Sapose active sonar on a stationary ship is used to determine the speed of a ship that is moving away from it. A sonar ping is emitted at a frequency of 1400Hz, and the echo returns with a frequency of 1390Hz.The speed of sound in sea water is approximately 1500m/s. What is the speed of a ship that is moving away from the stationary ship?

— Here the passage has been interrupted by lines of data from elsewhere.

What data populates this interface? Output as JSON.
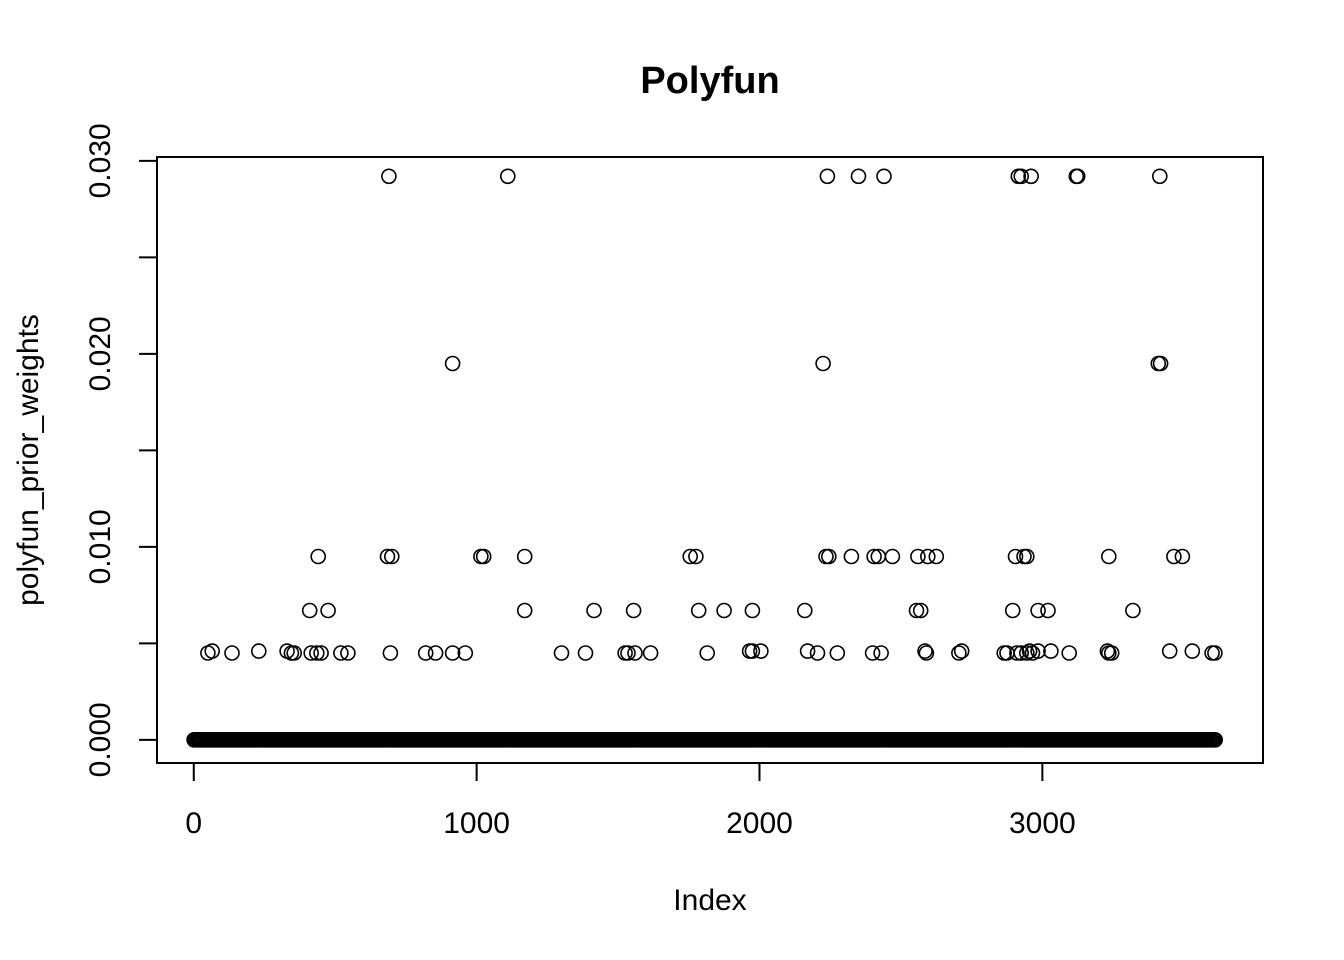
{
  "chart_data": {
    "type": "scatter",
    "title": "Polyfun",
    "xlabel": "Index",
    "ylabel": "polyfun_prior_weights",
    "xlim": [
      -130,
      3780
    ],
    "ylim": [
      -0.0012,
      0.0302
    ],
    "xticks": [
      0,
      1000,
      2000,
      3000
    ],
    "xtick_labels": [
      "0",
      "1000",
      "2000",
      "3000"
    ],
    "yticks": [
      0,
      0.005,
      0.01,
      0.015,
      0.02,
      0.025,
      0.03
    ],
    "ytick_labels": [
      "0.000",
      "",
      "0.010",
      "",
      "0.020",
      "",
      "0.030"
    ],
    "grid": false,
    "marker": "open-circle",
    "baseline": {
      "y": 0,
      "x_from": 1,
      "x_to": 3615,
      "step": 5
    },
    "series": [
      {
        "points": [
          [
            690,
            0.0292
          ],
          [
            1110,
            0.0292
          ],
          [
            2240,
            0.0292
          ],
          [
            2350,
            0.0292
          ],
          [
            2440,
            0.0292
          ],
          [
            2915,
            0.0292
          ],
          [
            2925,
            0.0292
          ],
          [
            2960,
            0.0292
          ],
          [
            3120,
            0.0292
          ],
          [
            3125,
            0.0292
          ],
          [
            3415,
            0.0292
          ],
          [
            915,
            0.0195
          ],
          [
            2225,
            0.0195
          ],
          [
            3410,
            0.0195
          ],
          [
            3418,
            0.0195
          ],
          [
            440,
            0.0095
          ],
          [
            685,
            0.0095
          ],
          [
            700,
            0.0095
          ],
          [
            1015,
            0.0095
          ],
          [
            1025,
            0.0095
          ],
          [
            1170,
            0.0095
          ],
          [
            1755,
            0.0095
          ],
          [
            1775,
            0.0095
          ],
          [
            2235,
            0.0095
          ],
          [
            2245,
            0.0095
          ],
          [
            2325,
            0.0095
          ],
          [
            2405,
            0.0095
          ],
          [
            2420,
            0.0095
          ],
          [
            2470,
            0.0095
          ],
          [
            2560,
            0.0095
          ],
          [
            2595,
            0.0095
          ],
          [
            2625,
            0.0095
          ],
          [
            2905,
            0.0095
          ],
          [
            2935,
            0.0095
          ],
          [
            2945,
            0.0095
          ],
          [
            3235,
            0.0095
          ],
          [
            3465,
            0.0095
          ],
          [
            3495,
            0.0095
          ],
          [
            410,
            0.0067
          ],
          [
            475,
            0.0067
          ],
          [
            1170,
            0.0067
          ],
          [
            1415,
            0.0067
          ],
          [
            1555,
            0.0067
          ],
          [
            1785,
            0.0067
          ],
          [
            1875,
            0.0067
          ],
          [
            1975,
            0.0067
          ],
          [
            2160,
            0.0067
          ],
          [
            2555,
            0.0067
          ],
          [
            2570,
            0.0067
          ],
          [
            2895,
            0.0067
          ],
          [
            2985,
            0.0067
          ],
          [
            3020,
            0.0067
          ],
          [
            3320,
            0.0067
          ],
          [
            50,
            0.0045
          ],
          [
            65,
            0.0046
          ],
          [
            135,
            0.0045
          ],
          [
            230,
            0.0046
          ],
          [
            330,
            0.0046
          ],
          [
            345,
            0.0045
          ],
          [
            355,
            0.0045
          ],
          [
            415,
            0.0045
          ],
          [
            435,
            0.0045
          ],
          [
            450,
            0.0045
          ],
          [
            520,
            0.0045
          ],
          [
            545,
            0.0045
          ],
          [
            695,
            0.0045
          ],
          [
            820,
            0.0045
          ],
          [
            855,
            0.0045
          ],
          [
            915,
            0.0045
          ],
          [
            960,
            0.0045
          ],
          [
            1300,
            0.0045
          ],
          [
            1385,
            0.0045
          ],
          [
            1525,
            0.0045
          ],
          [
            1535,
            0.0045
          ],
          [
            1560,
            0.0045
          ],
          [
            1615,
            0.0045
          ],
          [
            1815,
            0.0045
          ],
          [
            1965,
            0.0046
          ],
          [
            1975,
            0.0046
          ],
          [
            2005,
            0.0046
          ],
          [
            2170,
            0.0046
          ],
          [
            2205,
            0.0045
          ],
          [
            2275,
            0.0045
          ],
          [
            2400,
            0.0045
          ],
          [
            2430,
            0.0045
          ],
          [
            2585,
            0.0046
          ],
          [
            2590,
            0.0045
          ],
          [
            2705,
            0.0045
          ],
          [
            2715,
            0.0046
          ],
          [
            2865,
            0.0045
          ],
          [
            2875,
            0.0045
          ],
          [
            2910,
            0.0045
          ],
          [
            2925,
            0.0045
          ],
          [
            2945,
            0.0045
          ],
          [
            2955,
            0.0046
          ],
          [
            2965,
            0.0045
          ],
          [
            2985,
            0.0046
          ],
          [
            3030,
            0.0046
          ],
          [
            3095,
            0.0045
          ],
          [
            3230,
            0.0046
          ],
          [
            3235,
            0.0045
          ],
          [
            3245,
            0.0045
          ],
          [
            3450,
            0.0046
          ],
          [
            3530,
            0.0046
          ],
          [
            3600,
            0.0045
          ],
          [
            3610,
            0.0045
          ]
        ]
      }
    ]
  }
}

use the doppler formula in your text.
To find the speed of the ship moving away, we need to use the Doppler effect. The Doppler effect states that the observed frequency of a wave is affected by the relative motion between the source of the wave and the observer.
In this case, the stationary ship is the observer, and the moving ship is the source. The difference in frequency between the emitted ping and the received echo can be used to determine the speed of the moving ship.
The formula to calculate the Doppler effect is:
f' = (v + vo) / (v + vs) * f
Where:
- f' is the observed frequency (in this case, 1390Hz)
- v is the speed of sound in water (1500m/s)
- vo is the velocity of the observer (the stationary ship, which is zero in this case)
- vs is the velocity of the source (the moving ship)
- f is the emitted frequency (1400Hz)
We need to solve for vs, the velocity of the source (the moving ship).
Let's rearrange the formula to solve for vs:
vs = (f * v - f * vo) / (f - f')
Plugging in the given values:
vs = (1400Hz * 1500m/s - 1400Hz * 0) / (1400Hz - 1390Hz)
Simplifying:
vs = (2100000m/s) / (10Hz)
vs = 210000m/s
Therefore, the speed of the ship moving away from the stationary ship is 210000 m/s.